The Cloud Platform Team is well versed in C#, Golang and most Azure services. They should develop the core functionality for collecting and storing the log dumps as well as infrastructure for other teams to run their algorithms.

The anomaly detection algorithm is developed by the Machine Learning Engineering Team using Python and Scikit-learn library. The anomaly detection algorithm is stateful and requires that all log dumps from a single device are processed in-order. It is not required to deal with the machine learning aspects of the algorithm. However, you need to provide guidance how to integrate it into the whole system. How the algorithm will be triggered? Where it will be running? How the state will be retrieved and persisted? Will the state be cached in memory?
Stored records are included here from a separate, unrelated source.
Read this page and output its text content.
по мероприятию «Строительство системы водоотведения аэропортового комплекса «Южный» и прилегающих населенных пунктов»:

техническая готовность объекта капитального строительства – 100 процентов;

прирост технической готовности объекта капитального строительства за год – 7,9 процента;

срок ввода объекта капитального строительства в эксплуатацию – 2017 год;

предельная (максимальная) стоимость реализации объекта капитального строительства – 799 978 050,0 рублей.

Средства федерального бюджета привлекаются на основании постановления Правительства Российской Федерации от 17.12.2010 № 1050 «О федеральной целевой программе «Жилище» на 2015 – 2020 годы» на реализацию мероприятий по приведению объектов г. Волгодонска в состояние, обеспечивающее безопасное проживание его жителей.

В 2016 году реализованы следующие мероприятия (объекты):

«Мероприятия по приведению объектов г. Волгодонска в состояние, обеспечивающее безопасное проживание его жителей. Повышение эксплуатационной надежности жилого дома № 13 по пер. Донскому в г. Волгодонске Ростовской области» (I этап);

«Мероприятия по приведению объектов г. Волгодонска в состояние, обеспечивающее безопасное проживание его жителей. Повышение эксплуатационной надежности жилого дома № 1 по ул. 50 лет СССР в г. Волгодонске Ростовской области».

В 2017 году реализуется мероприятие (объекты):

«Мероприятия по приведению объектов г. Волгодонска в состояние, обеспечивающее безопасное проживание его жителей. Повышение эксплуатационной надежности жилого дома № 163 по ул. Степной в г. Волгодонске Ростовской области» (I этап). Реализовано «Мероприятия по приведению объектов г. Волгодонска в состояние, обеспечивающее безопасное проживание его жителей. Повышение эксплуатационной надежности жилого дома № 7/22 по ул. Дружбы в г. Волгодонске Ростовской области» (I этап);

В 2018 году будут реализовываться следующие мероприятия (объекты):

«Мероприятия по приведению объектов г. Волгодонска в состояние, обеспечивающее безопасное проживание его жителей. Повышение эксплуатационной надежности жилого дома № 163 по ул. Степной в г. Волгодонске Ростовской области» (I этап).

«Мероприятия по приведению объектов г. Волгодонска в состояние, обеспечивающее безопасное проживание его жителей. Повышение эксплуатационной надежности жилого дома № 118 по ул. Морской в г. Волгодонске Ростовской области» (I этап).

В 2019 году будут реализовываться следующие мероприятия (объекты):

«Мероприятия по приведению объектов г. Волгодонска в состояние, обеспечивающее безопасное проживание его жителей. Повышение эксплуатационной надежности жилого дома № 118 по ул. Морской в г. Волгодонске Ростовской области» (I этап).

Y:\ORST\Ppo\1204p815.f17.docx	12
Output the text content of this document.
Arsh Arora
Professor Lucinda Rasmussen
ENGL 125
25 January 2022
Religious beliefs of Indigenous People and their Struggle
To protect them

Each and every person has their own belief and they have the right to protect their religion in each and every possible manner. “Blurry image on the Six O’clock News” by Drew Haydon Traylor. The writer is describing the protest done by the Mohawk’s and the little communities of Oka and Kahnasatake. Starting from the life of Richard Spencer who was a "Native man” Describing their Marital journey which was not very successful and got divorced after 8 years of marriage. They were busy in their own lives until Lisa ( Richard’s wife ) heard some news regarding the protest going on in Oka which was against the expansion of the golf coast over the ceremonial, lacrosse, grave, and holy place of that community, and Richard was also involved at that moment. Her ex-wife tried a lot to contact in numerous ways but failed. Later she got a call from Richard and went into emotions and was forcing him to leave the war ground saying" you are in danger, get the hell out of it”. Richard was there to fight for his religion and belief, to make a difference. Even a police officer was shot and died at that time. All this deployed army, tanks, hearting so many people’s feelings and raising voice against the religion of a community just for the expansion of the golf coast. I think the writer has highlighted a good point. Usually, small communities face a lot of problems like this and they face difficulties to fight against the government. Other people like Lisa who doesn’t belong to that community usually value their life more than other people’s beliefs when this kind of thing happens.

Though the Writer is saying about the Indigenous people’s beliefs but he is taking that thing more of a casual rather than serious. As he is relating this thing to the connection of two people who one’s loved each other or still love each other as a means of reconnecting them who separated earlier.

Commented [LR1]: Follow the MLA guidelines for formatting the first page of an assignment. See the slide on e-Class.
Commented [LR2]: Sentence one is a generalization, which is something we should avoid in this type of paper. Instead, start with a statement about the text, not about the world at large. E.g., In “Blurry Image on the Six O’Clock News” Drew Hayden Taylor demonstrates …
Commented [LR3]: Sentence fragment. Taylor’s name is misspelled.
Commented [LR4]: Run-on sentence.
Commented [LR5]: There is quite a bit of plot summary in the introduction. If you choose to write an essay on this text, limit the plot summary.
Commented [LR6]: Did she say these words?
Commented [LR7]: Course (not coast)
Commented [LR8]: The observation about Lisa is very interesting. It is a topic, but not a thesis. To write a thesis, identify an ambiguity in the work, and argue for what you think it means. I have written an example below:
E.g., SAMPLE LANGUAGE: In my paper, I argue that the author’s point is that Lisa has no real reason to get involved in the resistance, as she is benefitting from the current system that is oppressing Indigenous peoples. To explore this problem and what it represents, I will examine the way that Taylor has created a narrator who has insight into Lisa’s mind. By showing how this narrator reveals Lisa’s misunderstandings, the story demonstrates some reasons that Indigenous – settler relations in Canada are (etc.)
The Service Support Application Team has good skills in enterprise integration and application development but they lack knowledge of cloud and big data streaming architectures. Provide them with suitable data sources/APIs and guidance on how to run their app.

Observability

Choose 3 metric types (counter, upDownCounter, async counter, async upDownCounter, gauge, histogram) and define metrics that would enhance the observability of the system. The definition should include Name, Kind, Description, and Unit (if applicable).

Choose one endpoint of the web application and describe the trace of a request. Draw a simple flame graph. Provide a sample JSON representation of each span, containing all required information to build the trace. Include a few attributes you find valuable to capture (you don't need to include every attribute that is recommended by OpenTelemetry).

Constraints

  • Maximum number of devices expected: 100 000.
  • Maximum number of locations: 1000 (devices are evenly distributed across locations).
  • Log collection period: 6 hours during night, 30 minutes during day
  • Size of single log dump: 100 KiB - 1 GiB
  • CPU time required per 1 MiB of logs: 0.5 seconds

Bonus 1

Devices and technicians are distributed across 6 regions around the world. How the architecture will change?

Bonus 2

Optimize the costs of storage of log dumps in your system under following assumptions:

  • The data needs to be available for first 30 days after delivery to cloud for immediate analysis by engineers and retraining of machine learning algorithms.
  • After 30 days, the data are expected to not be used ever again. However, they should must be kept for unexpected future use cases.

What storage configuration would you choose?

Bonus 3

The Service Support App Team would like to add new functionality to their application: Listing all devices in single location. Can you provide them with such data so they do not need to integrate inefficiently with the third party REST API?